06 March 2012

Old books

To what extent is a digital version a link to what has been? Not everything must be preserved — some things should be allowed to return to the form from which they arose. When an old book finally decays into dust and the imperfect fragments of memory, what has been lost, and how does that change if the text has been preserved in some non-corporeal way?

Do these questions prompt you to seek answers, or questions of your own?

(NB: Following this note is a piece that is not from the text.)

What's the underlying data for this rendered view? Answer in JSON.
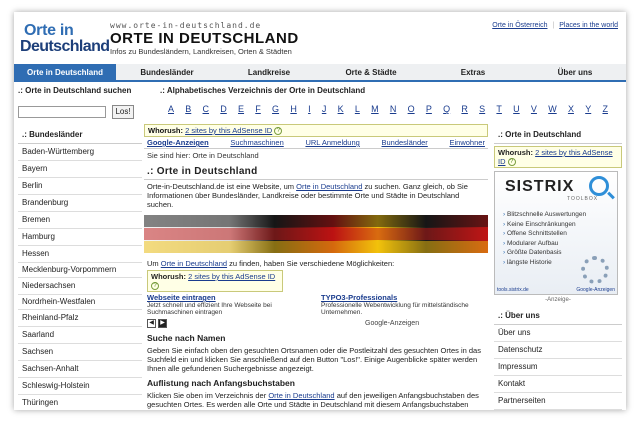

All content © 2012 Pete McGregor


robin andrea said...

I have been thinking about books and photographs lately, how important as corporeal entities they really are. I think about how quickly digital formats change, how someday things stored digitally may no longer be read by some futuristic computing system. Laborious conversions will ensue, but how much will be lost? I have personally lost thousands of photos on a hard-drive crash. There is a reason we treasure old photos and books, things we can hold in our hands. Somehow digital versions just don't have the visceral quality necessary for that tactile moment. (And, on an entirely different note, corporeal books and photos can't really be altered the way digital things can and take on a life of their own.)

Zhoen said...

Nothing is ever really lost. Much as it feels that way.

Anonymous said...

Questions, it's always the questions. -Maureen

pohanginapete said...

Robin, thanks for those thoughts. I agree wholeheartedly with your comment about the visceral quality of books, and I agree almost as much about the risks of digital storage. In effect, a published book often has thousands of backup copies, even if each edition is analogous to storage on the same brand and model of hard drive, with all the consequent risks.

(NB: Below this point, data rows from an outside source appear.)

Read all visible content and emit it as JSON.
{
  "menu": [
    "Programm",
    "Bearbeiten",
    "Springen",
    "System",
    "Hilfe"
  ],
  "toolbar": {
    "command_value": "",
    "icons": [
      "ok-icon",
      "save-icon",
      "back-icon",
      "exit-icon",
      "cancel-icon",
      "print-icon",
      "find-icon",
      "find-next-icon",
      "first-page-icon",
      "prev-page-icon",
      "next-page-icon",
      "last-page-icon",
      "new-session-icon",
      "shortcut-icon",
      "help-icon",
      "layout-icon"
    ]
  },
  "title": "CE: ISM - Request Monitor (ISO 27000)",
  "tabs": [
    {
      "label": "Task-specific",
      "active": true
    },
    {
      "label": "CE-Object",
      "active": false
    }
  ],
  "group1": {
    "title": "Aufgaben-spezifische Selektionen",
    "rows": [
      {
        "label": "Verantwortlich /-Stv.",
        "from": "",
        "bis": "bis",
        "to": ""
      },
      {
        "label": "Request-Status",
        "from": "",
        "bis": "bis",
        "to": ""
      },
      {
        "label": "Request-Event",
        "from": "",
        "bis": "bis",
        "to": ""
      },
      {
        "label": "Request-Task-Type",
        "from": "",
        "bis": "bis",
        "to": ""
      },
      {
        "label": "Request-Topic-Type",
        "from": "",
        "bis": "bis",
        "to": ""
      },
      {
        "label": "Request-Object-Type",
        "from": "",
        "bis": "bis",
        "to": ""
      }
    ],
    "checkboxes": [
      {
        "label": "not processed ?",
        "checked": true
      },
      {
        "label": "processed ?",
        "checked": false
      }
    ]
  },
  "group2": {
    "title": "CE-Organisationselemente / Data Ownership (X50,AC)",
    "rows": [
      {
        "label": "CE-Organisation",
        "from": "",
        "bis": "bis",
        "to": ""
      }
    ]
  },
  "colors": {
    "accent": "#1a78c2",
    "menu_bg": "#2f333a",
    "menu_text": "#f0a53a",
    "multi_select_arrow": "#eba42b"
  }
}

Zhoen, I recently read an article about John Berger, in which the author noted Spinoza's assertion that everything, "will always be able to persist in existing with the same force with which it began to exist, so that in this all things are equal." Thought-provoking (and a good topic for discussion with friends who enjoy these kinds of discussions).

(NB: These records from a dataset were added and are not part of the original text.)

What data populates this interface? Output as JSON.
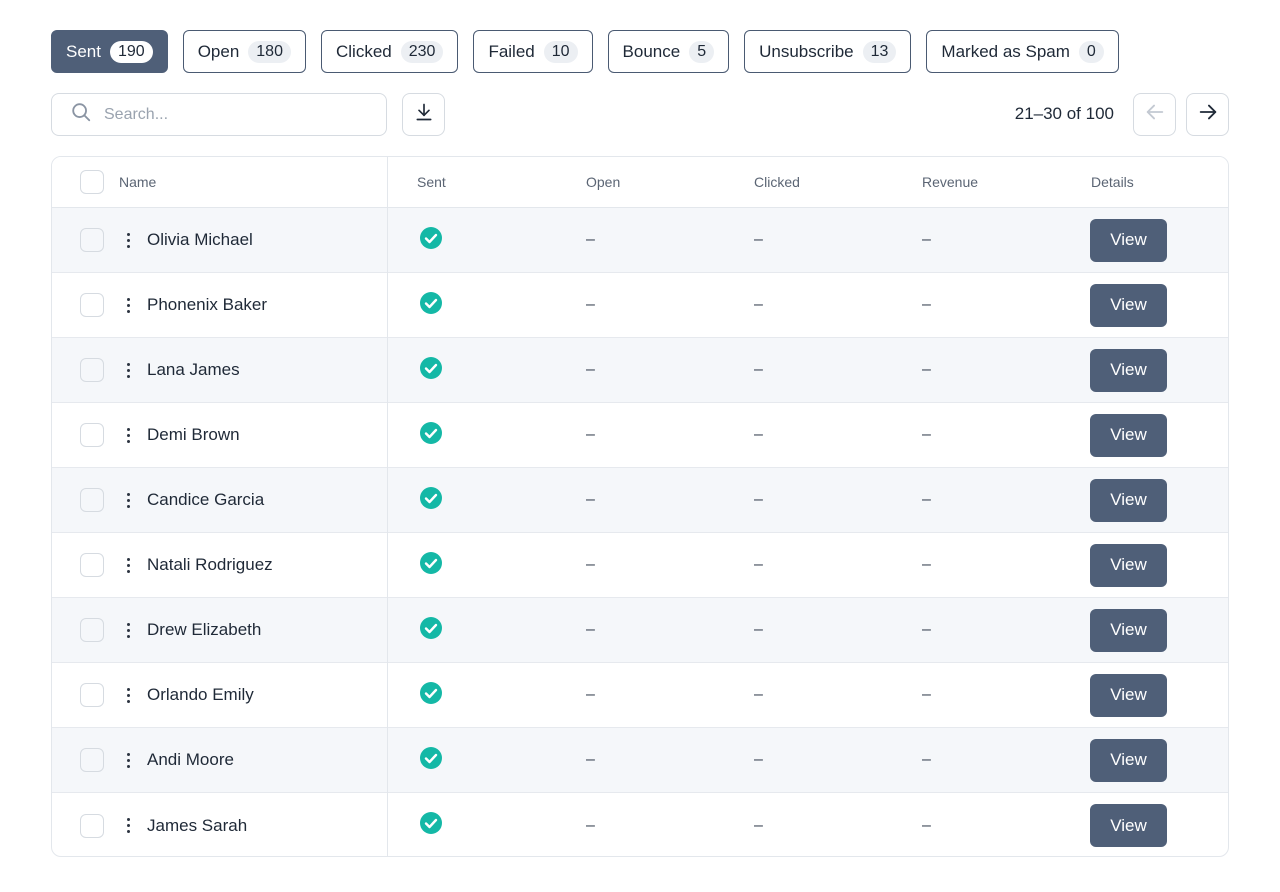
{
  "filters": [
    {
      "label": "Sent",
      "count": "190",
      "active": true
    },
    {
      "label": "Open",
      "count": "180",
      "active": false
    },
    {
      "label": "Clicked",
      "count": "230",
      "active": false
    },
    {
      "label": "Failed",
      "count": "10",
      "active": false
    },
    {
      "label": "Bounce",
      "count": "5",
      "active": false
    },
    {
      "label": "Unsubscribe",
      "count": "13",
      "active": false
    },
    {
      "label": "Marked as Spam",
      "count": "0",
      "active": false
    }
  ],
  "search": {
    "placeholder": "Search...",
    "value": ""
  },
  "pagination": {
    "range_text": "21–30 of 100"
  },
  "table": {
    "headers": {
      "name": "Name",
      "sent": "Sent",
      "open": "Open",
      "clicked": "Clicked",
      "revenue": "Revenue",
      "details": "Details"
    },
    "rows": [
      {
        "name": "Olivia Michael",
        "open": "–",
        "clicked": "–",
        "revenue": "–",
        "action": "View"
      },
      {
        "name": "Phonenix Baker",
        "open": "–",
        "clicked": "–",
        "revenue": "–",
        "action": "View"
      },
      {
        "name": "Lana James",
        "open": "–",
        "clicked": "–",
        "revenue": "–",
        "action": "View"
      },
      {
        "name": "Demi Brown",
        "open": "–",
        "clicked": "–",
        "revenue": "–",
        "action": "View"
      },
      {
        "name": "Candice Garcia",
        "open": "–",
        "clicked": "–",
        "revenue": "–",
        "action": "View"
      },
      {
        "name": "Natali Rodriguez",
        "open": "–",
        "clicked": "–",
        "revenue": "–",
        "action": "View"
      },
      {
        "name": "Drew Elizabeth",
        "open": "–",
        "clicked": "–",
        "revenue": "–",
        "action": "View"
      },
      {
        "name": "Orlando Emily",
        "open": "–",
        "clicked": "–",
        "revenue": "–",
        "action": "View"
      },
      {
        "name": "Andi Moore",
        "open": "–",
        "clicked": "–",
        "revenue": "–",
        "action": "View"
      },
      {
        "name": "James Sarah",
        "open": "–",
        "clicked": "–",
        "revenue": "–",
        "action": "View"
      }
    ]
  },
  "icons": {
    "search": "search-icon",
    "download": "download-icon",
    "prev": "arrow-left-icon",
    "next": "arrow-right-icon",
    "sent_status": "check-circle-icon",
    "row_menu": "kebab-menu-icon"
  },
  "colors": {
    "primary": "#4f5f78",
    "success": "#14b8a6",
    "border": "#e3e7ec",
    "row_alt": "#f5f7fa"
  }
}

Maureen, I usually find questions more interesting than answers.

butuki said...

Oral story-telling was never preserved the way books are, and yet they lasted down through the ages and in some ways, because of their transmission, actually preserve human connections better than books do. Books can never really be shared with another person in the same way as an oral story can.

pohanginapete said...

Good point, Miguel. Books also have no, or a very limited, ability to change (adapt, evolve) the way stories do. I guess sometimes that's an advantage, but even when someone reads a book to another person (e.g. parent to small child) it's hard to see how the sense of connection can be as strong as a story told from memory.

Ruahines said...

Kia ora Pete,
We, as a family, often drag out the old photo albums I brought from home, or that my mom has sent over through the years, and even up to the time here when I finally traded my old film camera in for the modern digital age. Rarely, if ever have we all gathered around a computer screen to view these newer photos. I know people say you can print them and put them in the books but I, for one, never seem to get around to that. There is something not quite the same as turning the old fading pages. Enjoyed your company the other evening e hoa.

pohanginapete said...

Robb, that's right — a photo album still offers the immediacy and consistency that most computers lack. Loading a photograph can take a while, and monitors vary hugely — a lovely photograph can look terrible on a lousy monitor.